Zadrżała, czując jego dłoń na swoim ramieniu. Miała nadzieję, że on tego nie zauważył.
- Marleno - zaczął, używając jej pełnego imienia, a nie zdrobnienia, jakby chciała nadawać więcej powagi swoim słowom - jesteś dla mnie ważna. Cholera, kocham cię jak siostrę. Zależy mi na tobie. Musisz tylko zrozumieć, że ja i ty... Że my... To się nie zdarzy. Dla mnie liczy się tylko ona - urwał, jakby powiedział za dużo. Może faktycznie tak było?
- To dlaczego na urodzinach Evans całowałeś się z kimś innym? Skoro spotykasz się z innymi, dlaczego to nie mogę być ja?
Odwróciła się w jego stronę; Nienawidziła błagania w swoim głosie, oczu pełnych łez. Upokorzenie przybierało na sile, a ona żebrała o miłość niczym bezdomne zwierzę.
James przeczesał palcami włosy, wzdychając cicho. Poprawił okulary, które zsunęły mu się na sam czubek nosa.
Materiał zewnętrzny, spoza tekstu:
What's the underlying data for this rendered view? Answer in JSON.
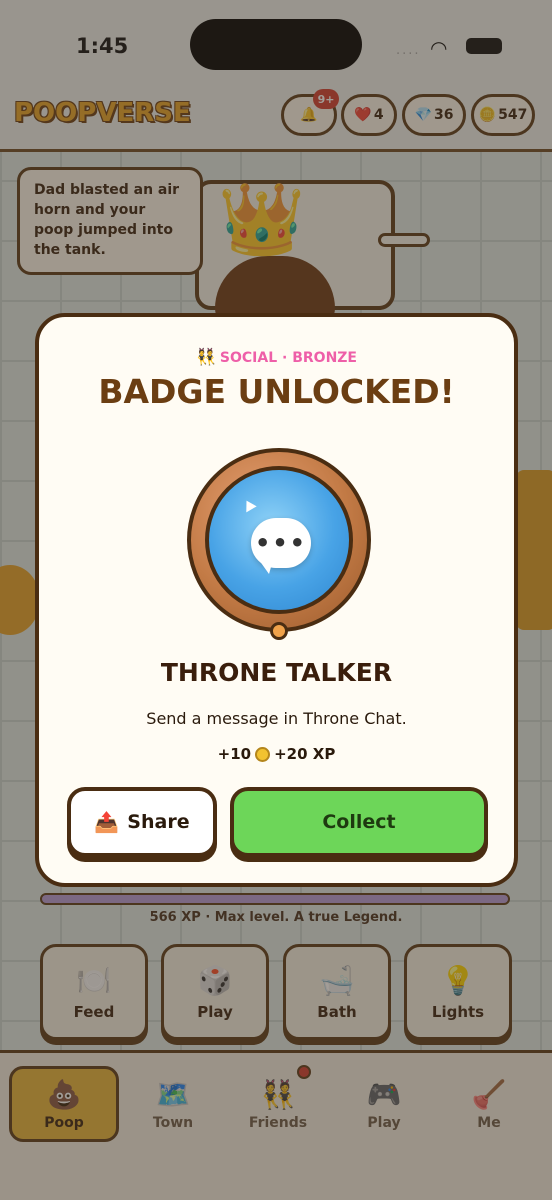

- Nie jestem idealny. Jestem tylko człowiekiem. Popełniam błędy, ale tobie nie pozwolę stać się jednym z nich, dlatego nic się nie może wydarzyć między nami.
***
Dorcas wydawało się, że tak musi wyglądać niebo. Leżała na kanapie w Pokoju Wspólnym z nogami przewieszonymi przez oparcie mebla. Słyszała wokół siebie szmer rozmów. Rozkoszowała się tą chwilą. A najbardziej tym, że jej głowa spoczywała na kolanach Syriusza Blacka, który czule gładził ją po włosach.
Za każdym razem gdy ich spojrzenia się stykały, tonęła w jego czarnych oczach. Teraz znowu to się stało. Uśmiechnął się do niej, a ona poczuła, że jej serce zamiera, by po chwili zacząć bić szybciej. Jedno uderzenie... Dwa uderzenia... Przy trzecim uderzeniu serca Dorcas, znowu zerknęła na niego ukradkiem.
Teraz jednak patrzył inaczej. Jego ciemne oczy wpatrywały się w kogoś na wprost niej z widoczną niechęcią. Dorcas nie uważała się za przesadnie bystrą, czy błyskotliwą, a mimo to wiedziała, o kogo chodzi. Syriusz zawsze dobrze maskował swoje uczucia, chyba że chodziło o jego niechęć do Lily, która stała teraz raptem kilka metrów dalej.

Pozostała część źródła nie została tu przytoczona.